Les poèmes his­to­riques, comme le note Michel Volkovitch, font « revivre des époques mal connues de nous, période hel­lé­nis­tique ou Byzance médié­vale ». Heureusement, le tra­duc­teur pro­pose en fin de volume des notes très utiles et éclai­rantes pour com­bler nos lacunes. Encore plus heu­reux, au fil de la lec­ture la plu­part de ces notes deviennent inutiles : ce sont en effet les mêmes per­son­nages ou réfé­rences his­to­riques qui reviennent d’un poème à l’autre (Julien l’Apostat, Antiochos Epiphane, Démétrios Sôter, Jean Cantacuzène, Apollonios de Tyane…), et l’on finit par se fami­lia­ri­ser avec ces uni­vers loin­tains, si pro­fon­dé­ment consti­tu­tifs de l’univers cava­fien.

Pour qui aime la Grèce, c’est un enchan­te­ment : la recréa­tion d’une Grèce ancienne à la fois proche de l’imaginaire occi­den­tal et tota­le­ment ori­gi­nale. Grec d’Alexandrie, Cavafis cherche la Grèce hors de Grèce — en par­cou­rant ses dia­spo­ras et l’histoire d’après l’âge d’or clas­sique. En paral­lèle, ou plu­tôt en une par­faite contem­po­ra­néi­té, les poèmes amou­reux retrans­crivent une Grèce moderne qui n’a rien non plus du pit­to­resque que les Occidentaux lui prêtent sou­vent. Alexandrie, la ville natale de Cavafis, est pré­sente non comme un décor, non comme une ville, mais plu­tôt parce qu’elle connote la péri­phé­rie, la mar­gi­na­li­té, le mélange. C’est une Grèce du plai­sir et de la sen­sua­li­té, mais homo­sexuelle donc illé­gi­time. De même qu’il cherche la Grèce hors de Grèce, Cavafis cherche l’amour hors de l’amour (per­mis), en par­cou­rant les corps défen­dus, la beau­té mas­cu­line qui lui est inter­dite.

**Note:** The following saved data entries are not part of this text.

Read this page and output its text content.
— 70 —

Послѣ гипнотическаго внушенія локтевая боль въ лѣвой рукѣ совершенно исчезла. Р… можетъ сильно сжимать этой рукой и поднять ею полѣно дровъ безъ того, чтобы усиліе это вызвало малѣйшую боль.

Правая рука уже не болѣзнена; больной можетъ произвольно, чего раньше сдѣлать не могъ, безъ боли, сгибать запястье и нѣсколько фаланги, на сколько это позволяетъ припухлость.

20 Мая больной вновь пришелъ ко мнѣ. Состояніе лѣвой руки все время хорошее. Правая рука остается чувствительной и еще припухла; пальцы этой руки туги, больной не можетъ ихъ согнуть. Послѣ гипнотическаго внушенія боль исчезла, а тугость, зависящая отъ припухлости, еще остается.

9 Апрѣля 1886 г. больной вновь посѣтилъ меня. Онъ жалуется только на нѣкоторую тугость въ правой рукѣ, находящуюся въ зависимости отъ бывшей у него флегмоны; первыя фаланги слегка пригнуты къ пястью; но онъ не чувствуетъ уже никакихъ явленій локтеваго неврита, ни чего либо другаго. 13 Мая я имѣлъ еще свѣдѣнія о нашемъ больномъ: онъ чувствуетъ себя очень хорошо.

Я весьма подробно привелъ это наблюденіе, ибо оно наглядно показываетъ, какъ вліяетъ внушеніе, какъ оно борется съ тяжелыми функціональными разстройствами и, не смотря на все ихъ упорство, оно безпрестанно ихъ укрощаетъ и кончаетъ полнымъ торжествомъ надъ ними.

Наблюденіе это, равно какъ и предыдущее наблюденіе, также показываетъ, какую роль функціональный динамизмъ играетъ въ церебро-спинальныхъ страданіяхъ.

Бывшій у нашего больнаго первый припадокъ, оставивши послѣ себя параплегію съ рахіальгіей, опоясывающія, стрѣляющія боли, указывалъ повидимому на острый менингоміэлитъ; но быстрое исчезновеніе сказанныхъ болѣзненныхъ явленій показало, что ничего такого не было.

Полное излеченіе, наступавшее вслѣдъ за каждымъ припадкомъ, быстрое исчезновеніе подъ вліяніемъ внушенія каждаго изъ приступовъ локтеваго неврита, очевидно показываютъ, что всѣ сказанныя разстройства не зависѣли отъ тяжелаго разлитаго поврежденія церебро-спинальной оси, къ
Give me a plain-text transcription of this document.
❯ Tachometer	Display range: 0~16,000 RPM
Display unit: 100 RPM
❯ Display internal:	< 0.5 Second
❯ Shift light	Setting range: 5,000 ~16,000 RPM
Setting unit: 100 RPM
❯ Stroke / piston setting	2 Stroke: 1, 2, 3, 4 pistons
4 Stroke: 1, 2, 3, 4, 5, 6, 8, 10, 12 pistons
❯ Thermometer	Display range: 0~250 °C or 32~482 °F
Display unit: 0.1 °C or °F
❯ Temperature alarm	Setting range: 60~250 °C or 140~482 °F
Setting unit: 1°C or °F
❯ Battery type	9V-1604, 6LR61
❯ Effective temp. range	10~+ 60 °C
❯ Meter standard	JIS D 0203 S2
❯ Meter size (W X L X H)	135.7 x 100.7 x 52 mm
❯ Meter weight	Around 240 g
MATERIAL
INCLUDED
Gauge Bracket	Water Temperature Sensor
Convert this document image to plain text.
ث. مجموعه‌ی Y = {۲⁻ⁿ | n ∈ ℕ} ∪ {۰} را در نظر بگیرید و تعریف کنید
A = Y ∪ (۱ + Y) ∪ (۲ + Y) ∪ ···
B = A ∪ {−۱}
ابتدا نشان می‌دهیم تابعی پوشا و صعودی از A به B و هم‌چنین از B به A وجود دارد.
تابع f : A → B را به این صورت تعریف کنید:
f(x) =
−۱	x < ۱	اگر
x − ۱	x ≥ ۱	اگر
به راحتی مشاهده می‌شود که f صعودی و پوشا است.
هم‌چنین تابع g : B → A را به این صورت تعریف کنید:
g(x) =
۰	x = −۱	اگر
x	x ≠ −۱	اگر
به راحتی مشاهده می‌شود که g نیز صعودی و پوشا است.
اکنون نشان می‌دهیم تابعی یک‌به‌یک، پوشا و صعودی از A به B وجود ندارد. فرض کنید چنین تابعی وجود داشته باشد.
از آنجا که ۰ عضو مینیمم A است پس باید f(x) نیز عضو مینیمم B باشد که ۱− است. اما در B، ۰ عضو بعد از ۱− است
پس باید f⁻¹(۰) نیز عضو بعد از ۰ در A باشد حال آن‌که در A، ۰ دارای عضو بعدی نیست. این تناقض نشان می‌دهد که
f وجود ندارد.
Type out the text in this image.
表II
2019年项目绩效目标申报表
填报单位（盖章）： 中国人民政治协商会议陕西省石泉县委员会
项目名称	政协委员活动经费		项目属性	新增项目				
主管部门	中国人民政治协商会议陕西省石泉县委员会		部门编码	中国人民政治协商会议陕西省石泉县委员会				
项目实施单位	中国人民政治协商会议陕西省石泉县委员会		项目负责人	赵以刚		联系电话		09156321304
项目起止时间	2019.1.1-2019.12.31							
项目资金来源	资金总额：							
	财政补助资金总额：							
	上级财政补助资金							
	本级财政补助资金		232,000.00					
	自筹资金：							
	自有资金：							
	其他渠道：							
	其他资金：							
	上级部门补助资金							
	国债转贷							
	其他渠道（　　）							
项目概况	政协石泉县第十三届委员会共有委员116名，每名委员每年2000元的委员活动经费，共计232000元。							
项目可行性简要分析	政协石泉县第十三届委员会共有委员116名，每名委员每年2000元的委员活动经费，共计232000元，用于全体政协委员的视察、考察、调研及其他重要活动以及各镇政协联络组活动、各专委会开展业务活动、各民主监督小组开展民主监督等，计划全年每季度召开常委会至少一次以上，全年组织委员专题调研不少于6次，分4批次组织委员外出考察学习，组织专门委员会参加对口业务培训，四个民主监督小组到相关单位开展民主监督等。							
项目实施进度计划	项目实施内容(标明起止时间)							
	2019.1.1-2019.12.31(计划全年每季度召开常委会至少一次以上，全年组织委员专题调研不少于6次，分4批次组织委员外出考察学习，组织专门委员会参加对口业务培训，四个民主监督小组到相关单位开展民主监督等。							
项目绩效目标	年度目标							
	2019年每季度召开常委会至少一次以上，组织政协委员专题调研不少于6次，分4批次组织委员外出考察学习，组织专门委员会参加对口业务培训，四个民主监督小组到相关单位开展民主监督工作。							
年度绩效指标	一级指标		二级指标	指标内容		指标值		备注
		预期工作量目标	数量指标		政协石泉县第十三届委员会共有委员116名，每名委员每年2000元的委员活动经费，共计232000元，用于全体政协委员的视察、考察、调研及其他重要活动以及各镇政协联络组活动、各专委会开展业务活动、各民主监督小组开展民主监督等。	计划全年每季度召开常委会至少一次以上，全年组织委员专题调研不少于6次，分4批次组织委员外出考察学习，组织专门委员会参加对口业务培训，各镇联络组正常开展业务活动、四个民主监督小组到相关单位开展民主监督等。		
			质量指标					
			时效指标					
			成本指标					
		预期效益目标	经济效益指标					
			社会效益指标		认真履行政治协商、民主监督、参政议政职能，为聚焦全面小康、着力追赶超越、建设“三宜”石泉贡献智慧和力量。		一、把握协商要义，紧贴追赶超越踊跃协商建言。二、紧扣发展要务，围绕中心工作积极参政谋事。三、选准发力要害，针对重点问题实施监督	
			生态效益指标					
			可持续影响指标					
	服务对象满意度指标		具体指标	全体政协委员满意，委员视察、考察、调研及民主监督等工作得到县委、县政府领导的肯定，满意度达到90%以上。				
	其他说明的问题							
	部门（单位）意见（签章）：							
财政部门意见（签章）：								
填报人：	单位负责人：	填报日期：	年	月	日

Incontestablement, ce sont les poèmes auto­bio­gra­phiques, ceux des amours mas­cu­lines illi­cites, qui orientent l’ensemble de la lec­ture. Vivre des amours homo­sexuelles cachées, c’est à la fois, pour Cavafis, être hon­teux et jubi­lant, c’est être grec. C’est vivre exclu de la socié­té et appar­te­nir à sa plus grande noblesse, celle de l’art et de la poé­sie :

 

Je suis allé dans les chambres cachées qu’on juge hon­teux de seule­ment nom­mer. Mais il n’y a pas de honte pour moi – sinon quel poète, quel artiste serais-je[2] ?

 

Désir homo­sexuel, plai­sir char­nel, poé­sie et gré­ci­té par­ti­cipent d’un même prin­cipe – la recherche de la beau­té :

 

Dans cette vie dis­so­lue de ma jeu­nesse,
se for­maient les prin­cipes de ma poé­sie, s’ébauchaient les contours de mon art[3].

 

Cette beau­té appa­raît comme l’héritière directe des fleurs du mal bau­de­lai­riennes[4], dont l’emblème ori­gi­nel consis­tait dans les figures des « Femmes dam­nées » et des amours saphiques. Un même lien unis­sait déjà, chez Baudelaire, l’amour inter­dit, la dam­na­tion et la poé­sie — et même la Grèce, avec la réfé­rence fon­da­trice à Sappho. Mais là où Baudelaire cen­trait son uni­vers poé­tique sur des figures fémi­nines, celles-ci sont presque absentes de l’univers de Cavafis, qui pro­cède essen­tiel­le­ment par des varia­tions autour de figures mas­cu­lines (avec une pré­fé­rence peu sur­pre­nante pour les éphèbes). Le Baudelaire poète est en quelque sorte une femme les­bienne, bien plus qu’un homme hété­ro­sexuel : c’est par ce dépla­ce­ment, sub­ver­sif s’il en est, qu’il retrans­crit son expé­rience de la dam­na­tion créa­trice. Cavafis, poète de la marge sexuelle mais aus­si bien géo­gra­phique et his­to­rique, est d’emblée dépla­cé, d’emblée dam­né : en don­nant corps et vie tex­tuelle à ses dési­rs amou­reux, on peut dire qu’il réin­vente à sa manière, toute grecque, l’expérience bau­de­lai­rienne de la dam­na­tion créa­trice. D’infinies décli­nai­sons de cette expé­rience sont vécues par les nom­breux doubles pos­sibles du poète, antiques ou contem­po­rains ; par exemple « Démétrios Sôter (162-150 av. JC) », roi séleu­cide tué au com­bat :

 

Et main­te­nant ?
 Maintenant, déses­poir et cha­grin.
Ils avaient rai­son, les amis à Rome.
Elles ne peuvent pas se main­te­nir, les dynas­ties qu’instaura la Conquête des Macédoniens.
Peu importe : il s’est don­né du mal, il s’est bat­tu tant qu’il a pu.
Et dans sa noire dés­illu­sion,
il ne pense qu’à une chose,
qui le rend fier : dans son échec, il montre au monde sa bra­voure indomp­table, inchan­gée[5].

 

Poète non publié de son vivant, indi­vi­du péri­phé­rique, Cavafis crée un uni­vers déca­lé, insai­sis­sable, secret, et pour­tant étran­ge­ment proche. Sa langue, très simple en appa­rence, donne une impres­sion de trans­pa­rence. Ses textes consti­tuent autant de petites his­toires faci­le­ment abor­dables a prio­ri. Mais para­doxa­le­ment, aucun mes­sage clair ne nous par­vient ; une opa­ci­té demeure. Quelque chose se cache.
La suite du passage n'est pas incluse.